OpenSearch LLM-based Conversational Search Edition allows you to import a variety of data, including structured data, unstructured data, web pages, and tables. This topic describes how to import data in the OpenSearch console.
Data structure
The primary table uses a fixed data structure, which contains the following fields: score, id, title, category, url, content, and timestamp.
Field | Type | Description |
score | FLOAT | The score of the document. |
id | LITERAL | The unique ID of the document. |
title | TEXT | The title of the document. |
category | LITERAL_ARRAY | The category of the document. |
url | LITERAL | The URL of the document. |
content | TEXT | The content of the document. |
timestamp | INT | The timestamp of the document, which indicates the document freshness. |
When you upload structured data, the score, title, category, url, and timestamp fields are optional.
The score and timestamp fields are relevant to document retrieval. For more information about how to configure the two fields, see Document retrieval parameters.
The value of the category field can contain multiple items that are separated with commas (,). For more information, see Custom parameters.
Preparations
Log on to the OpenSearch console.
In the top navigation bar, select the region in which your instance resides. In the upper-left corner, select OpenSearch LLM-Based Conversational Search Edition.
On the Instance Management page, find the instance that you want to manage and click Manage in the Actions column. In the left-side pane, choose Configuration Center > Data Configuration and select a data import method based on your business requirements.
Upload files
Click Import File. The Import File panel appears.
Unstructured data: You can upload a file in the DOC, DOCX, PDF, HTML, TXT, PPT, or PPTX format. The size of a single file cannot exceed 128 MB. You can upload multiple files at a time.
NoteIf a Word file contains too many images, we recommend that you convert the file format to PDF to speed up the upload.
Structured data: You can upload a JSON or Excel file that is encoded in UTF-8. The size of a single file cannot exceed 128 MB. You can upload multiple files at a time. You can click Data Sample to view the data format.
NoteA table name can contain letters, digits, and underscores (_). The name can be up to 20 characters in length.
A field name can contain letters and underscores (_) and cannot start with an underscore (_). The name can be up to 30 characters in length.

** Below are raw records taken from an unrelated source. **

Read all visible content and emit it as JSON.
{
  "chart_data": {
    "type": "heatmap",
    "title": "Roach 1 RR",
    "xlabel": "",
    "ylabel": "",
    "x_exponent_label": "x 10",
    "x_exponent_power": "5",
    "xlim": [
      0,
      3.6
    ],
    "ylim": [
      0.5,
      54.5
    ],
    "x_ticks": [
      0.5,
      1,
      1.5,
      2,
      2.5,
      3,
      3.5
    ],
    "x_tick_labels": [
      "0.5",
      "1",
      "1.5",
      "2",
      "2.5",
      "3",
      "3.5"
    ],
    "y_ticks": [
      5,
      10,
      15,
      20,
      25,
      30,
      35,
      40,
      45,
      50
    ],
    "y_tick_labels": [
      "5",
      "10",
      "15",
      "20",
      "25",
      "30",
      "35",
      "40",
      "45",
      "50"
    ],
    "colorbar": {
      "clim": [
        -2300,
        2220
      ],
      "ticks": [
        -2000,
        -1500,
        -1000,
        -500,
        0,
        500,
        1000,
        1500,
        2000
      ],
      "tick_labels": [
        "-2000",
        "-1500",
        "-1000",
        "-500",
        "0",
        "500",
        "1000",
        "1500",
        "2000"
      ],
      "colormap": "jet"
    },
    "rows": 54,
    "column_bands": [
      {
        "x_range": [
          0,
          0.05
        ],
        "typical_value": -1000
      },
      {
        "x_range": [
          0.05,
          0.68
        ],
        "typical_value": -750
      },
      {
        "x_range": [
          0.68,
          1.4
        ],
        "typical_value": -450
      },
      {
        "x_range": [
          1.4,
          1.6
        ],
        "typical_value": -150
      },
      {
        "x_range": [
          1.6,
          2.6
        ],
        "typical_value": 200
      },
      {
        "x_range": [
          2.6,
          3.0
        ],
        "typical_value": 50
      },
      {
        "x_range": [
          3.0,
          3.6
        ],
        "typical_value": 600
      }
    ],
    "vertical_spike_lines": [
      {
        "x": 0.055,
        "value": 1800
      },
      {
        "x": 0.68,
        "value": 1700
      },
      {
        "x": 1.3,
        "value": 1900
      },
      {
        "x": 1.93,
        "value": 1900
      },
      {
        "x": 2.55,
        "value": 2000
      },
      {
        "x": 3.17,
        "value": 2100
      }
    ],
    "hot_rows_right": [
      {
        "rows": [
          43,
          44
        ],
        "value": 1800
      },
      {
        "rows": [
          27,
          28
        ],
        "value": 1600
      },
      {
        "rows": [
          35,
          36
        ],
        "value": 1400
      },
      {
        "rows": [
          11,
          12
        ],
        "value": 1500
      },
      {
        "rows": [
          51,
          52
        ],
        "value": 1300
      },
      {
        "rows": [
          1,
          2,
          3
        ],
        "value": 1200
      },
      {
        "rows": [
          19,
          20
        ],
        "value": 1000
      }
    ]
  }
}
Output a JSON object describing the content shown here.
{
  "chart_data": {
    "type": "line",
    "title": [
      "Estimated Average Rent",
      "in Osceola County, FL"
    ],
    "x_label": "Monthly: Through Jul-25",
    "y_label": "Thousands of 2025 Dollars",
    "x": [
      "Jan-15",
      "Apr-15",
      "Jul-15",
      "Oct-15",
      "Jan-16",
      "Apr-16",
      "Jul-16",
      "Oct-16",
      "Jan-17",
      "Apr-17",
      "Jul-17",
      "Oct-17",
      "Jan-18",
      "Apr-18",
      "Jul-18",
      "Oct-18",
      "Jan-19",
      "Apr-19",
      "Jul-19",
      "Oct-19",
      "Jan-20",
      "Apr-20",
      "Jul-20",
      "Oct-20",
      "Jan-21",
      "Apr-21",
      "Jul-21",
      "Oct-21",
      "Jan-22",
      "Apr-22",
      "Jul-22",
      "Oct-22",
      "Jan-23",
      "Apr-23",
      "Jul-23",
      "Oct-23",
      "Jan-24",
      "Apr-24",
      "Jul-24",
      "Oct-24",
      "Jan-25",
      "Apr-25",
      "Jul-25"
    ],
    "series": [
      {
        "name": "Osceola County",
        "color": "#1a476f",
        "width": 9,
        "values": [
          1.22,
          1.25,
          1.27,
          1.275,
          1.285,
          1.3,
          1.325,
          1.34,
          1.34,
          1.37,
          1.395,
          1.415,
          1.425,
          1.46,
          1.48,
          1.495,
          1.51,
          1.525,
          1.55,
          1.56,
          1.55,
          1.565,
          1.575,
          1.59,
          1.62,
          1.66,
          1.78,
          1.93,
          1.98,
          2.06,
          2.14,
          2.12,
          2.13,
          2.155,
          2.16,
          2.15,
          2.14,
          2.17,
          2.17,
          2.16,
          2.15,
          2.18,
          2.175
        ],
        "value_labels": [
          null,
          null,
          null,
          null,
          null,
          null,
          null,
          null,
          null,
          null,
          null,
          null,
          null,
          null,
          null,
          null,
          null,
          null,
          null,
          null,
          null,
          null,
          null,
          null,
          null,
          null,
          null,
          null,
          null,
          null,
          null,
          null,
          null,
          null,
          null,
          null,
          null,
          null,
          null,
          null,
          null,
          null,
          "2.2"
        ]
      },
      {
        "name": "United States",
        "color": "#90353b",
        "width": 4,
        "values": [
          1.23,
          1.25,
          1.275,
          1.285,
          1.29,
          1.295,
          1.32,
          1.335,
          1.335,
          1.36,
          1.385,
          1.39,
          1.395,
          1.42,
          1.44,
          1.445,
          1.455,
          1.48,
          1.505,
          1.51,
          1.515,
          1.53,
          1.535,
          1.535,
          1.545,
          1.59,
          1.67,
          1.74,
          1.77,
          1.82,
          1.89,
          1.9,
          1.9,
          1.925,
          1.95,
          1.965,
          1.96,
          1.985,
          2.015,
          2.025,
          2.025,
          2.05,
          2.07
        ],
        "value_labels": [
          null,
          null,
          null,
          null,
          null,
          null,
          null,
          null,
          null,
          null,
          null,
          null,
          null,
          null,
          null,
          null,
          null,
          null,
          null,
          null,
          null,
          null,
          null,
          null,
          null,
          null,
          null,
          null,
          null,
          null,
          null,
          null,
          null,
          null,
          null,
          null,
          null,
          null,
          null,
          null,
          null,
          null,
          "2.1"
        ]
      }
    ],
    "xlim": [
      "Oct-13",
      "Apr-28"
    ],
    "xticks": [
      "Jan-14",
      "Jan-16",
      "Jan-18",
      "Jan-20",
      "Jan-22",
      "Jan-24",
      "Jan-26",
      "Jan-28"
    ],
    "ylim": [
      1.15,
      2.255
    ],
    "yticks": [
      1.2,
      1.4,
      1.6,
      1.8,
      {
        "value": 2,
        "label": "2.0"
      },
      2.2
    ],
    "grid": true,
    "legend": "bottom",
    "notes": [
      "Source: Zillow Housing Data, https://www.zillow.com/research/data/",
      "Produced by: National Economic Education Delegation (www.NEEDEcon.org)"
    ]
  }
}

A maximum of 30 fields in each Excel file can be imported and queried. Excess fields are ignored.
Import data from web pages
Click Web Page URL Import. On the Web Page Import tab of the Web Page URL Import panel, enter the URLs one per line, and then click Import.
Import data from a website
Click Web Page URL Import. In the Web Page URL Import panel, click the Website Import tab. On the Website Import tab, click Create Task. In the Create Task dialog box, configure the Website URL and Category parameters and click OK. You can configure the URL Filtering, XPath Selector, and CSS Selector parameters based on your business requirements.
NoteWebsite URL: the URL of the website whose content you want to import.
Category: the category of the content to be imported.
URL Filtering: the URL filtering rule. The default rule is a regular expression that starts with the website URL. For example, if the website URL is http://www.abc.com/, the default regular expression is http://www\.abc\.com/.*.
XPath Selector: the selector that specifies the elements to be imported. For example, if you want to import content in the div tag, set this parameter to //div.
CSS Selector: the selector that specifies the elements to be imported. For example, if you want to import data in the <div class="content">Web Page Content</div> format, set this parameter to div.content.
URLs that end with .png, .jpg, or .jpeg are not supported.
After you configure the parameters, click OK. You can view the number of web pages that are crawled. Then, click OK to import the content of the website.
Import tables
For more information, see Implement table-based conversational search.
Query data
After documents are uploaded, you can view the total number of documents in the Data Query section. You can also perform a Q&A test on the Q&A test page. In addition, you can view or delete a document based on the primary key.
View a document
Select the id field from the drop-down list, enter the ID of a document, and then click the Search icon to find the document. Then, you can view the details of the document.
Delete a document
Select the id field from the drop-down list, enter the ID of a document, and then click the Search icon to find the document. Choose More > Delete in the Actions column to delete the document.
Edit a document
Select the id field from the drop-down list, enter the ID of a document, and then click the Search icon to find the document. Click Edit in the Actions column to modify the editable fields for the document.
Usage notes
The primary key value of each document is unique. If two documents have the same primary key value, the more recent document overwrites the document that was imported earlier.
The size of the structured data that you upload at a time cannot exceed 2 MB.
The size of an unstructured data file that you upload cannot exceed 128 MB.
After the data is uploaded, the wait time before you can query data is subject to the amount of data to be updated.